"Predicted population increases in this century can be expected to translate into more people dying from earthquakes. There will be more individual earthquakes with very large death tolls as well as more people dying during earthquakes than ever before, according to a newly published study led by U.S. Geological Survey engineering geologist Thomas L. Holzer."
Holzer and his USGS coauthor James Savage studied earthquakes with death tolls of more than 50,000, which they define as catastrophic, and reported global death tolls from roughly 1500 A.D. to the present. Comparing those events to estimates of world population, they found that the number of catastrophic earthquakes has increased as population has grown. After statistically correlating the number of catastrophic earthquakes in each century with world population, they were able to use new (2011) 21st-century population projections by the United Nations to project that approximately 21 catastrophic earthquakes will occur in the 21st century, a tripling of the seven that occurred in the 20th century. They also predict that total deaths in the century could more than double to approximately 3.5 million people if world population grows to 10.1 billion by 2100 from 6.1 billion in 2000.
Four catastrophic earthquakes have already struck since the beginning of the 21st century, including the 2004 Sumatra-Andaman earthquake (and tsunami) and 2010 Haiti earthquake that each may have killed over 200,000 people. The study explains this increase in lethal earthquakes. It is not that we are having more earthquakes; it is that more people are living in seismically vulnerable buildings in the world's earthquake zones.

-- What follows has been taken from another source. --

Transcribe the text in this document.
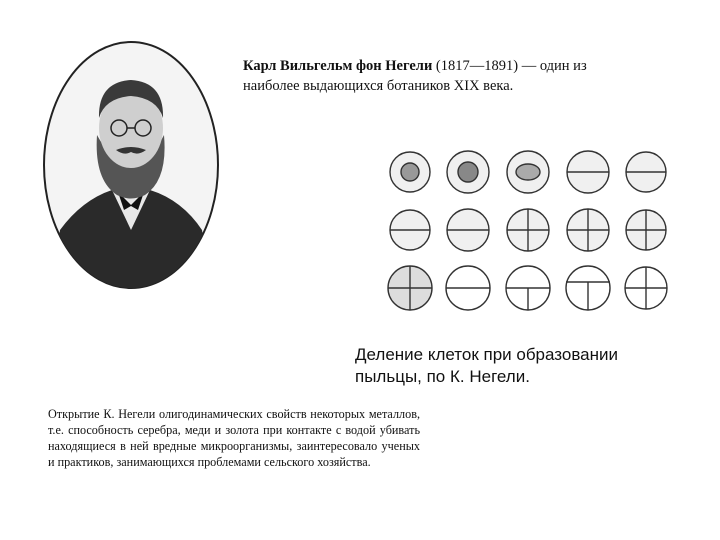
Карл Вильгельм фон Негели (1817—1891) — один из наиболее выдающихся ботаников XIX века.
Деление клеток при образовании пыльцы, по К. Негели.
Открытие К. Негели олигодинамических свойств некоторых металлов, т.е. способность серебра, меди и золота при контакте с водой убивать находящиеся в ней вредные микроорганизмы, заинтересовало ученых и практиков, занимающихся проблемами сельского хозяйства.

Holzer's study underscores the need to build residential and commercial structures that will not collapse and kill people during earthquake shaking. "Without a significant increase in seismic retrofitting and seismic-resistant construction in earthquake hazard zones at a global scale, the number of catastrophic earthquakes and earthquake fatalities will continue to increase and our predictions are likely to be fulfilled," Holzer said.